The other concern is when you desalinate seawater -- the technology nowadays -- you get half of it as freshwater and the other half would be much more concentrated. Also we use a lot of chemicals to clean the membranes to pre-treat, and you add them all to this stream of this concentrated salt water, and then you dump it back into the ocean.
So if you dump into the ocean a very concentrated solution with salt and some chemicals, if you don't spread it wisely in the seawater....there are many techniques: you can put it through a pipe that goes farther from the coast, you can put it in an area where there is a lot of natural mixing, you can spray the water to mix it well. But if it's not mixed well it can impact some marine organisms and unfortunately its not well-studied. There is no long-term study, but we worry that it might have an impact on the marine environment.
NewsHour: Given both the environmental costs and the fact that some countries are already water stressed, what are your conclusions about the future of this technology?
Elimelech: Desalination of seawater, because it is energy intensive should always be as a last resort.

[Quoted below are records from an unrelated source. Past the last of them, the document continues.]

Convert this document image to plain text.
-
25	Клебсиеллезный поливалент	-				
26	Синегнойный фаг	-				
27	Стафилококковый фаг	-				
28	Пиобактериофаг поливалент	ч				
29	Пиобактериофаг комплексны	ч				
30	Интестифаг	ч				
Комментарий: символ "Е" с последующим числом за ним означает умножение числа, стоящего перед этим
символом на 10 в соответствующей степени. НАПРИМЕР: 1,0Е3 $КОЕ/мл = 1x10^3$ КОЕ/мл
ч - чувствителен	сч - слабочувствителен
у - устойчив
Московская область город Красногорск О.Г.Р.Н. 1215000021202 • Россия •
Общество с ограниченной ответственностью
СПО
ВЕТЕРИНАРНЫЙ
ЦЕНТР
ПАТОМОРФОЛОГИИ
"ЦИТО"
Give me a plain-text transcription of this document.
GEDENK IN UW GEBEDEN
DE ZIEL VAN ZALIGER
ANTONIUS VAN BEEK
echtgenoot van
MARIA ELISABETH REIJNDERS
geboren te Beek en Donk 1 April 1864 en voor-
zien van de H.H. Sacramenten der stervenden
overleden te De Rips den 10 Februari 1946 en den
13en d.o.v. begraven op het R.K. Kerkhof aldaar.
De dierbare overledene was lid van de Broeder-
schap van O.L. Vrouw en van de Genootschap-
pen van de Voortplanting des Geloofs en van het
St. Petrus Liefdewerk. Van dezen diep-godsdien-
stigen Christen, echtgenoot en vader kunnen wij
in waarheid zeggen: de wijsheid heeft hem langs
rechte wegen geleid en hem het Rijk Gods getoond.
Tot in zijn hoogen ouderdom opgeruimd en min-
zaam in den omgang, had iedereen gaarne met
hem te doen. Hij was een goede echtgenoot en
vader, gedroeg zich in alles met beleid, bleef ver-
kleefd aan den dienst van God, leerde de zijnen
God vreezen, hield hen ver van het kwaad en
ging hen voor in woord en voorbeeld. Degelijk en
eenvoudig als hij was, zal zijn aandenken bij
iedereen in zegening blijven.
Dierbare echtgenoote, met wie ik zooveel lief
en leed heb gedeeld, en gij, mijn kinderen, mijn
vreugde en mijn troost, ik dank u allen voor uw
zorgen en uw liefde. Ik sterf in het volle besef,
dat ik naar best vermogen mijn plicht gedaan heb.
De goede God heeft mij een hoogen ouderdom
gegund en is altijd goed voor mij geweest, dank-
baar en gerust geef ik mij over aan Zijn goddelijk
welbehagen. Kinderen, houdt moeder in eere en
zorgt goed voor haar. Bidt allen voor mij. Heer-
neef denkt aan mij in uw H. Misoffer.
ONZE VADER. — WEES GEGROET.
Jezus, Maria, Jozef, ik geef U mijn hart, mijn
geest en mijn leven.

You need to try all options, water conservation, reuse of waste water, which is cheaper than desalination Transfer of water from one region to another region, as long as there is no ecological impact of transferring the water it is also a solution.
So you need to try all of these. But if you try all of these and still you don't have enough water, we think desalination could be a really critical component of what is called the water portfolio. Some of the advantages of desalination -- you get very high quality water and you take it from a source that is practically infinite. It can be and should be part of the portfolio for water supply but only after all other measures are done.